AMBON,POJOKMALUKU.COM – Rapat dengar pendapat (RDP) antara Komisi II DPRD Maluku, Dinas Lingkungan Hidup, Dinas ESDM, Inspektur Tambang Wilayah Maluku, dan PT Batutua Tembaga Raya (BTR) pada Senin (21/10/2025) berubah panas.
Pertemuan yang semula dijadwalkan membahas evaluasi kegiatan pertambangan itu justru memunculkan ledakan kemarahan dari anggota dewan setelah perusahaan tambang di Pulau Wetar, Kabupaten Maluku Barat Daya (MBD), itu diklaim memanipulasi data tenaga kerja lokal.
Ketegangan memuncak ketika Wakil Ketua Komisi II DPRD Maluku, Suanthie John Laipeny, menepis keras klaim General Manager PT BTR, Jimmy Suroto, yang menyebut 62 persen tenaga kerja mereka berasal dari masyarakat lokal.
“Jangan bohongi publik, Fakta di lapangan tidak seperti itu. Tenaga kerja asli MBD hanya sekitar 200 hingga 300 orang, bukan 62 persen seperti yang diklaim. Mayoritas justru dari Nusa Tenggara Timur,” tegas Laipeny di hadapan peserta rapat.
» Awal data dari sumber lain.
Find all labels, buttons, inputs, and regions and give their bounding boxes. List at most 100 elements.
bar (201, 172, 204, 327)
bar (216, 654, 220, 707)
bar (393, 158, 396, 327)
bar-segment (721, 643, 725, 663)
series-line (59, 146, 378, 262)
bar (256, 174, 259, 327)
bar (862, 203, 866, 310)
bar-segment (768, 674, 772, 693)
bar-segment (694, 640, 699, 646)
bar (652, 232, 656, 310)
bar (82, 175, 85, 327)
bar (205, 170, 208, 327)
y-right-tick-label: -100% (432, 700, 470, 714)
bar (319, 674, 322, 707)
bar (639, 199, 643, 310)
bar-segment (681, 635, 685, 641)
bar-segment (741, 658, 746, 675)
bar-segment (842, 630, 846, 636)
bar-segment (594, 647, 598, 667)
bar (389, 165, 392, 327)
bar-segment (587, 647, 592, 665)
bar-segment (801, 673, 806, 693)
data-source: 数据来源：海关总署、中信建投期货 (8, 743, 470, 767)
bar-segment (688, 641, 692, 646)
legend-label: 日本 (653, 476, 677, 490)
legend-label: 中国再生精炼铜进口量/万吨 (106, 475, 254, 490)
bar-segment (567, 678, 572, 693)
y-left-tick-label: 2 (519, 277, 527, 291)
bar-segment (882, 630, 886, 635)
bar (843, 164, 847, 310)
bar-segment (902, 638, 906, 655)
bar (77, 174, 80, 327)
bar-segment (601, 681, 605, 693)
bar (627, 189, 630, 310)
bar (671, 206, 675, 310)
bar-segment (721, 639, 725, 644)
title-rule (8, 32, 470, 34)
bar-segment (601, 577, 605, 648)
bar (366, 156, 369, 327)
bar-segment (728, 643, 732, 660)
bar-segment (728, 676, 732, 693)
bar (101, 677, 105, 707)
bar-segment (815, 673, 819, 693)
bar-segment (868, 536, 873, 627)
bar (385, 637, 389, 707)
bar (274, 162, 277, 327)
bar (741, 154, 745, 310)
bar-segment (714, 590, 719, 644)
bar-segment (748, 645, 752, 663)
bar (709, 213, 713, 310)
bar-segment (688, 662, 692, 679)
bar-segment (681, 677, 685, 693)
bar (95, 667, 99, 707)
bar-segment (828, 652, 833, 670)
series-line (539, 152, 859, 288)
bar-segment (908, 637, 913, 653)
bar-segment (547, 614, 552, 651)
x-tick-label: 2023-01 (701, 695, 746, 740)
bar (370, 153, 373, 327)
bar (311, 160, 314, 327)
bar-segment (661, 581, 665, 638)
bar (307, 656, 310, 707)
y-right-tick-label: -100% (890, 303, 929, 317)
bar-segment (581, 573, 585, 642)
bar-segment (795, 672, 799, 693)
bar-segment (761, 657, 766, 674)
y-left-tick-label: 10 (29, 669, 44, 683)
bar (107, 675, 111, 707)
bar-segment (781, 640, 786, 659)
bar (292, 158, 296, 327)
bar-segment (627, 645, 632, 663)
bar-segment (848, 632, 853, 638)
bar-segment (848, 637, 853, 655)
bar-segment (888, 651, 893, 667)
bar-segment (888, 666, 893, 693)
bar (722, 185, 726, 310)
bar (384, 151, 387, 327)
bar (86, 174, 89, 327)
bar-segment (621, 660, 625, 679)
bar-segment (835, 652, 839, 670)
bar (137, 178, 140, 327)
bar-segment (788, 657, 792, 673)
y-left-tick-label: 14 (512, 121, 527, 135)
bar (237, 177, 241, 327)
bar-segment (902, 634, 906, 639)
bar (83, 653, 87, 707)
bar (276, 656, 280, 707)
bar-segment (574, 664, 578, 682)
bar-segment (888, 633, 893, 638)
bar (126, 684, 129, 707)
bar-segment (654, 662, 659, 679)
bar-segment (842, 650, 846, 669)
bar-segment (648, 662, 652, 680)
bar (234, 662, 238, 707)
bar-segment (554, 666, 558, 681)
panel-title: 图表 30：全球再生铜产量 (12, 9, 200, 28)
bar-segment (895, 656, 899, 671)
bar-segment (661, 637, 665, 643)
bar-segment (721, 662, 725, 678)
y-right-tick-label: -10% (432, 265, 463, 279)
Menurutnya, pernyataan manajemen BTR itu bisa dikategorikan sebagai manipulasi informasi publik dan bentuk ketidakadilan terhadap masyarakat daerah operasi tambang. Komisi II bahkan mendesak agar data resmi tenaga kerja segera diserahkan ke DPRD untuk diverifikasi.
“Kami beri waktu sampai besok. Kalau tidak diserahkan, kami akan bawa persoalan ini sampai ke Merdeka Corp sebagai induk perusahaan,” ancam Laipeny.
Namun isu tenaga kerja bukan satu-satunya yang menyulut emosi dewan. Komisi II juga mengungkap laporan masyarakat terkait larangan bagi warga Wetar mendekat ke area tambang setelah insiden patahnya tongkang milik BTR beberapa waktu lalu.
Lebih jauh, Laipeny menuding adanya praktik intimidasi terhadap pekerja agar tidak membuka mulut ke publik soal kejadian di lapangan.
“Kami mendapat informasi, ada surat ancaman dari perusahaan. Pekerja dilarang bicara, warga dilarang mendekat. Ini bukan tambang, ini seperti wilayah terlarang. Tidak manusiawi!” seru Laipeny dengan nada meninggi.
Selain itu, DPRD juga menyoroti indikasi pencemaran lingkungan di sekitar perairan Wetar. Berdasarkan pengamatan sejumlah ahli lokal, warna air laut di sekitar lokasi tambang berubah kekuningan, yang diduga akibat kebocoran material dari aktivitas perusahaan.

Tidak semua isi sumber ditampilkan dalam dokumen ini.